With the exception of the eighth grade wing, cafeteria, and some stairwells, the entire school was painted. This was an incredible model of generosity and volunteerism on the parts of individuals who wanted to perform service for a community they neither knew nor lived near. When I tried to thank individuals and their leaders for their contribution to making our building brighter and cleaner, they would in turn thank me for allowing them the opportunity.
While the summer is the only time a project of this magnitude can happen, I think it is important for our students to know, if they could not see for themselves, how people can partake of community service and volunteerism without the expectation of anything in return but the satisfaction of a job well done as a good deed for others. Our leadership and guidance programs aim for all of our students to help others, and what was accomplished here this summer serves as a “real life” example.
NOTE: The project involved 175 gallons of paint for 39 rooms, six hallways and the cafeteria.
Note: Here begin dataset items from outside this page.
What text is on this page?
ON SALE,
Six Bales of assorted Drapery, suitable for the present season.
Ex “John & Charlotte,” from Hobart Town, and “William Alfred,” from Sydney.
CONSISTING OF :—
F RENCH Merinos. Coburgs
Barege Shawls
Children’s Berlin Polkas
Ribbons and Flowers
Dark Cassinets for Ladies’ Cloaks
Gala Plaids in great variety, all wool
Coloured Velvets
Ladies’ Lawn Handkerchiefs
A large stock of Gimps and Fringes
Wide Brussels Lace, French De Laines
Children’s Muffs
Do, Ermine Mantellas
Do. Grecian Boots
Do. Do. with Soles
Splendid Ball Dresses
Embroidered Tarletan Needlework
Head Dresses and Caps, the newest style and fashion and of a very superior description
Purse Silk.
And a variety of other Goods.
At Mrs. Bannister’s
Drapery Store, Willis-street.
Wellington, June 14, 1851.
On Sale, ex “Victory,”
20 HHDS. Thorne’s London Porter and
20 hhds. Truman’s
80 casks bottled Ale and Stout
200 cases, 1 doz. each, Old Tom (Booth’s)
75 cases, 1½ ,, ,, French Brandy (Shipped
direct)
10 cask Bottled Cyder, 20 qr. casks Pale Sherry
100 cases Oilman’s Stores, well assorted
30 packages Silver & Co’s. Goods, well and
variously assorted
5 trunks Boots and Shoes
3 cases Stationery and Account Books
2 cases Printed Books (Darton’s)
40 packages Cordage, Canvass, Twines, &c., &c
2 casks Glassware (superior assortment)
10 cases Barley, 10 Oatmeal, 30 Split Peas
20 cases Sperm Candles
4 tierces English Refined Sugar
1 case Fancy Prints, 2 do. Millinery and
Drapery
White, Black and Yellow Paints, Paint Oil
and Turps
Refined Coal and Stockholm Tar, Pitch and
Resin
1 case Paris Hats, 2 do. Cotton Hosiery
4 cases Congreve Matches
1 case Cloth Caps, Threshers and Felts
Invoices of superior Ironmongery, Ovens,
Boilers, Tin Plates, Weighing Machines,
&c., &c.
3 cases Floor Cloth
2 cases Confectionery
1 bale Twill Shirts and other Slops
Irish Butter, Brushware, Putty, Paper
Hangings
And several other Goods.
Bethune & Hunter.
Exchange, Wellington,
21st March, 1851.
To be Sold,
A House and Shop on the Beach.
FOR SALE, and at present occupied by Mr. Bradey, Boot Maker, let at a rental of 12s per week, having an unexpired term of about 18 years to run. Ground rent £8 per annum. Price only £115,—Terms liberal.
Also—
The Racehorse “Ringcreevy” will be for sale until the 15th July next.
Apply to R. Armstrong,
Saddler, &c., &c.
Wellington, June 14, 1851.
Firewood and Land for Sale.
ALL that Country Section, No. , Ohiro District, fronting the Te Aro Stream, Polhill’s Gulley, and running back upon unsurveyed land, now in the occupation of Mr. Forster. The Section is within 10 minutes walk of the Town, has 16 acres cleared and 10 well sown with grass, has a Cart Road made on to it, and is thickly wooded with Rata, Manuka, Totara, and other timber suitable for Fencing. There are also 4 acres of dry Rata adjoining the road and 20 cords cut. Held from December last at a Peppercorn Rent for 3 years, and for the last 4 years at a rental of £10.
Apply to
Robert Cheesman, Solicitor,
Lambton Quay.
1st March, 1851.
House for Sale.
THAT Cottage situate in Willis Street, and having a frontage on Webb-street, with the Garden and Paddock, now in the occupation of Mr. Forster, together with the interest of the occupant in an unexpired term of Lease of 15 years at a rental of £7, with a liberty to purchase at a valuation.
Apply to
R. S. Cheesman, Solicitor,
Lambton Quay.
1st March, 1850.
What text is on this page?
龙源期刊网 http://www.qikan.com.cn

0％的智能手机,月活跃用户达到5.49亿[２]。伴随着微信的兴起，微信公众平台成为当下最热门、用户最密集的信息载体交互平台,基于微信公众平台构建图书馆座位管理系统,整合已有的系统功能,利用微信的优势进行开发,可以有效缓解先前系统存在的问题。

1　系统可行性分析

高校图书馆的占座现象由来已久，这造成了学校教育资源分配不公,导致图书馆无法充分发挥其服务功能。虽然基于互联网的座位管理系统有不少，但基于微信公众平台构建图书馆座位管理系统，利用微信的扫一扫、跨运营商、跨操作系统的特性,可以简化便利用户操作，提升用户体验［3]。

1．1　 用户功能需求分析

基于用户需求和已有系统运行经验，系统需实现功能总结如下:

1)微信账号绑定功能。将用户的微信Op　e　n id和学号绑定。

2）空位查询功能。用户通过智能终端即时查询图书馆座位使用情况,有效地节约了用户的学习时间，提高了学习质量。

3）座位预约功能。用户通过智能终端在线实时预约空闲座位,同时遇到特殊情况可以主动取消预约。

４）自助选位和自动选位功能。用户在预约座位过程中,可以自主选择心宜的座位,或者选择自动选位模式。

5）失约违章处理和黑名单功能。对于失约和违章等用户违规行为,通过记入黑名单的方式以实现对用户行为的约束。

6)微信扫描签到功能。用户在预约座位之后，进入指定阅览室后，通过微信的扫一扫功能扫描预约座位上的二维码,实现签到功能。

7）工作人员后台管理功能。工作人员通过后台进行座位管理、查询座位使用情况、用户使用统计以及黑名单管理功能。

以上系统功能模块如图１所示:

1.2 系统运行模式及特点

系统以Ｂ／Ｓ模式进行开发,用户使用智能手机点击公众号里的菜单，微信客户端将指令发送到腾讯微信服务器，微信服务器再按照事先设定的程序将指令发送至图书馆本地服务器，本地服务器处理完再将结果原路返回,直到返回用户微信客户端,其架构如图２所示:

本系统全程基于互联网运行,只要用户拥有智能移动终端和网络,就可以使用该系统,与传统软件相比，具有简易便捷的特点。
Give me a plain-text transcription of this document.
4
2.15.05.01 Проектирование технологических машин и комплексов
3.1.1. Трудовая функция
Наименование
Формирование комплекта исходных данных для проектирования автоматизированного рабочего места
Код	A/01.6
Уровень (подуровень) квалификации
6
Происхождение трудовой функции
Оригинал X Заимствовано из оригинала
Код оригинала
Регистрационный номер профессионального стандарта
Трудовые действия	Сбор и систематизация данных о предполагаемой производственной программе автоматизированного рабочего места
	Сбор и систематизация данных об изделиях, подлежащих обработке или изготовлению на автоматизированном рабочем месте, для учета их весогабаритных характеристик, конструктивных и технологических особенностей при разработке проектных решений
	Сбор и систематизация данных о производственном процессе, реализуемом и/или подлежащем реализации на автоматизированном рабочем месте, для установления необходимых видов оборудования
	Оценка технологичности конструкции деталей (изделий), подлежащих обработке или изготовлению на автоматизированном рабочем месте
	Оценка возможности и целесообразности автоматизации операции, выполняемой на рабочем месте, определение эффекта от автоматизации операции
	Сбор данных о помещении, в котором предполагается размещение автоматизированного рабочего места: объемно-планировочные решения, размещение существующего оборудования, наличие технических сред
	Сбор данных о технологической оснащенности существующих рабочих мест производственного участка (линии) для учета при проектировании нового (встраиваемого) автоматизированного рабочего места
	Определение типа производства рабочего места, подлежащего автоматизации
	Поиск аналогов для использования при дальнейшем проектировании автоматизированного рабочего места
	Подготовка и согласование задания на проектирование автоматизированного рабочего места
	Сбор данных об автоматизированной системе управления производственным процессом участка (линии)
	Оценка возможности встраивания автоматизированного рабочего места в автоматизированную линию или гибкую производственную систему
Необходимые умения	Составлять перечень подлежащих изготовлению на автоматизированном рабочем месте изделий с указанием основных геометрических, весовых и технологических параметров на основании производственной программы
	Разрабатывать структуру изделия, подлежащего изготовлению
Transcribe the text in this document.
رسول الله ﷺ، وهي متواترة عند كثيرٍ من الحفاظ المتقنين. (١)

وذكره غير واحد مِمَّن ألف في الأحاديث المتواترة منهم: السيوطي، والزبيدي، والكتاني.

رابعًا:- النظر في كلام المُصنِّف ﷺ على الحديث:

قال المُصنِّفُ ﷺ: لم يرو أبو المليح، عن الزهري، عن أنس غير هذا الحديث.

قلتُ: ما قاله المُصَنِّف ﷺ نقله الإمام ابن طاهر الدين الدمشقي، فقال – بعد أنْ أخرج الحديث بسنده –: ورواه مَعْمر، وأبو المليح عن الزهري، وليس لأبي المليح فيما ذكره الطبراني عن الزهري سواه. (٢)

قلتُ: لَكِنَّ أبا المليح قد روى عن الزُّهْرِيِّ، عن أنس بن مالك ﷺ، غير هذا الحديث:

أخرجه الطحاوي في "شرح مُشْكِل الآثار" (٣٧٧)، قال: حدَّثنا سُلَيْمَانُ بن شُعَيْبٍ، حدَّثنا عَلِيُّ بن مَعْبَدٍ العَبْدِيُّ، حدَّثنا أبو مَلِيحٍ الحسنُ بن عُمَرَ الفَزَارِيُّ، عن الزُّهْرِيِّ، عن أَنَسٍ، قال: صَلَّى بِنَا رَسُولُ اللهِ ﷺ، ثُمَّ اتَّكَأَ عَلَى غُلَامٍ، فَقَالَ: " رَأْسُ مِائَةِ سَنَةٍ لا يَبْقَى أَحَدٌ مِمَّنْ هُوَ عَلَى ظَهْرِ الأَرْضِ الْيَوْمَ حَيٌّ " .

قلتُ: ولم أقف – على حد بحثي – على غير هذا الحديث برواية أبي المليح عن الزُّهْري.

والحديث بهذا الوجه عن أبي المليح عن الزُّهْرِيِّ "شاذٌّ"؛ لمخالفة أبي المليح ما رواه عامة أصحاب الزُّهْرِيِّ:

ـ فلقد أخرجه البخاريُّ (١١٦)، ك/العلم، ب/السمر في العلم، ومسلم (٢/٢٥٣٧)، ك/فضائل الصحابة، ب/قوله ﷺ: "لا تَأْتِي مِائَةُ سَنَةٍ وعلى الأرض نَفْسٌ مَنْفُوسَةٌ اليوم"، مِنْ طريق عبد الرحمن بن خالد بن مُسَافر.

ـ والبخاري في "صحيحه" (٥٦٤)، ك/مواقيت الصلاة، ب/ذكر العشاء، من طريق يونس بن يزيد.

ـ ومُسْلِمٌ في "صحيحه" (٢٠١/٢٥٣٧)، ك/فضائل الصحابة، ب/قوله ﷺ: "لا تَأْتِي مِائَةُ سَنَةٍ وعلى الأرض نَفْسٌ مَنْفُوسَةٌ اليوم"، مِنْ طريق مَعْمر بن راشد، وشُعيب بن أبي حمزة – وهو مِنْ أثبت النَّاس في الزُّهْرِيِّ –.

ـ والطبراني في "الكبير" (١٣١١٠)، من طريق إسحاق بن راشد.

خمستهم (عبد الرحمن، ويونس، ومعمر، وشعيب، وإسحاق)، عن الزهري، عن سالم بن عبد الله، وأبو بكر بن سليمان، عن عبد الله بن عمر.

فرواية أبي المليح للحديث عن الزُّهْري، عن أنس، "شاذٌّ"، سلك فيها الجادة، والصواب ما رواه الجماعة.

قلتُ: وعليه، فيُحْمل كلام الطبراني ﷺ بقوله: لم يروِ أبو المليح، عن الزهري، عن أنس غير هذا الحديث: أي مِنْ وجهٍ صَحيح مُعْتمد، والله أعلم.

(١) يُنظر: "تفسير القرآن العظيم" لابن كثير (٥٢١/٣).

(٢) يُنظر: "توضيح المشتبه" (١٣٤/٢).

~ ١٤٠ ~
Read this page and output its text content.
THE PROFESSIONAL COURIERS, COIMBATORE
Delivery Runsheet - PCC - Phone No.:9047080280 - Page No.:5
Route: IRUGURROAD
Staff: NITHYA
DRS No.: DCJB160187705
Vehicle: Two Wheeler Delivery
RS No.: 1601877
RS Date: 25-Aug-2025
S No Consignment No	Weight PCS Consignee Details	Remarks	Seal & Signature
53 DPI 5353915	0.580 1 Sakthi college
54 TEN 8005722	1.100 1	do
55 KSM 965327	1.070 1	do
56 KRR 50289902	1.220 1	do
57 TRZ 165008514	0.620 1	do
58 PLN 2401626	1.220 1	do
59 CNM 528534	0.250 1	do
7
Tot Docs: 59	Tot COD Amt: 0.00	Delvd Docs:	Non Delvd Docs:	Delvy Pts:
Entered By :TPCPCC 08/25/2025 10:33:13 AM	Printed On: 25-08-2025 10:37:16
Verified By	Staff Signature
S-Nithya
The number of volunteers participating between June 28 and August 18, 2006, was 135. The district business administrator estimated the volunteer effort saved the district time and money to the tune of $70,000. The result is a cleaner, brighter learning environment and an interior building of which we can again be proud. It is hard to put a dollar amount on that.
A year later Bob Griner and his volunteers, many of whom had painted our school the year before, returned to landscape the front lawn, again at no cost to the district. The volunteers labored to remove older shrubs and trees and replaced them with plantings that were symmetrically arranged and spaced. The new plantings included flowering shrubs, evergreens, and cherry blossom trees. The Community Church raised donations tallying $14,000 and provided free labor to undertake this community project. The new landscaping transformed the face of our building and graced it with the sense of pride it deserved.